I would like to share what I journaled today, mainly because this is what I am struggling with right now and secondly because I have had a hard time opening up lately and sharing this with you all is one way to really do that.
"I've been struggling lately with my future. I feel like God is calling me to Haiti, to live full time as a missionary, in a few years. While this sounds adventurous and wonderful I am wrestling with the images I have always had of my future. It can be summed up with one thing: elementary school classrooms. Cute classrooms that smell of Elmer's glue and paper mache pretty much encapsulate everything I would miss if I went to Haiti.
I want a lot of things, material things, that I couldn't have in a third world country but the main thing is that I want to live the life my mom had. I want to be able to volunteer in my kids classrooms, covered in bright posters outlining the stages of a volcano with baskets for school supplies and hooks to hang backpacks on. In my spare time I want come into said classrooms and teach crafts to my kid's classmates or bring in cupcakes on their birthdays.
I want American life with a nice kitchen, air conditioning, hospitals, and Target. I want a comfortable income that I earn in a paycheck, not through other people supporting me. I want cute elementary school classrooms for my kids. But even as I think about those things I wonder if they would actually be what I want. I feel that living my ideal life would leave me restless and unsatisfied (even if I was following the Lord).

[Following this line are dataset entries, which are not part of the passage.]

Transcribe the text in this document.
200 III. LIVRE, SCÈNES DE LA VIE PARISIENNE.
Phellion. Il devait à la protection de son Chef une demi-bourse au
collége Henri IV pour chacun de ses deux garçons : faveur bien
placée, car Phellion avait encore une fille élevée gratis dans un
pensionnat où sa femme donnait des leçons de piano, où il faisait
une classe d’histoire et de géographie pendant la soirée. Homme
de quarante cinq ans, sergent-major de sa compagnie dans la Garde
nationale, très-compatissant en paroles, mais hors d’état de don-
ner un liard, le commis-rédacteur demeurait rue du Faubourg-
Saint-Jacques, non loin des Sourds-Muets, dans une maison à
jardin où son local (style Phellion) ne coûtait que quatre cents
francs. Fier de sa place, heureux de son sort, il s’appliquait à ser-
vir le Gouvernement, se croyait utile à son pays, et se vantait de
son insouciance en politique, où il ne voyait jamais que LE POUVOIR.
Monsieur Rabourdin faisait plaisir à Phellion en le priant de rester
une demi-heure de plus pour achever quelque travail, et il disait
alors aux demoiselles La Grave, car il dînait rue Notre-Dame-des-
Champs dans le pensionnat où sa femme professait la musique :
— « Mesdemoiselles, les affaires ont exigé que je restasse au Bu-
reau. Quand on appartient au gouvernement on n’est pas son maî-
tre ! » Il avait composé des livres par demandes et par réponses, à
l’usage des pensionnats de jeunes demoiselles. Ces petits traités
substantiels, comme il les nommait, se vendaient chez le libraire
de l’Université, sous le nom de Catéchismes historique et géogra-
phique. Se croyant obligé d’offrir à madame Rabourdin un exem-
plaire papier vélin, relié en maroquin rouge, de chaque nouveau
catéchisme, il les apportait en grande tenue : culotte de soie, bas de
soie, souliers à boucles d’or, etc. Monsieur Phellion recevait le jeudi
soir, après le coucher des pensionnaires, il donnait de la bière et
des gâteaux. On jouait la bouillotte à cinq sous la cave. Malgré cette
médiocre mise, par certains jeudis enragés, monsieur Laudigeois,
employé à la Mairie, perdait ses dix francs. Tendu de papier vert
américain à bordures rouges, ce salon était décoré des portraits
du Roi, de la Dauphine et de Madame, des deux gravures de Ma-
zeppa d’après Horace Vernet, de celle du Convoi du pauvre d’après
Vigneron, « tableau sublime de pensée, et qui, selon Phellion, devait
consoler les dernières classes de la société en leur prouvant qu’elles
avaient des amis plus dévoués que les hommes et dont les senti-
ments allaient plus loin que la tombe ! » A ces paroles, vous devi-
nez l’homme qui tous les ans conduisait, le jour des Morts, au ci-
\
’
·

Maybe since God has burdened my heart for Haiti already, I can't go back to my old visions for life. Maybe since I have already established that I am much different than my mom, I can't live the same life as her and be content. Maybe the struggle I am having with all of this is because God wants me to be okay with giving up my ideas. He might not intend for to me to go to Haiti after all but rather just learn to trust Him. I have no idea what He has planned but I do know that right now He is asking: "Whatever your future, whatever I will ask you to do, I want you to be joyful to give it. I want you to be okay with not treasuring earthly possessions. I want to be the only thing that matters. Will you work towards that joy with me?"
My answer: "Yeah I guess so...?" It is hard for me to even be willing to start relying on God. =/ I know He can change my heart but I have to be okay with Him even doing that. So step one, be willing to change. Orevwa classrooms! You will be my ideal no longer!.... hopefully."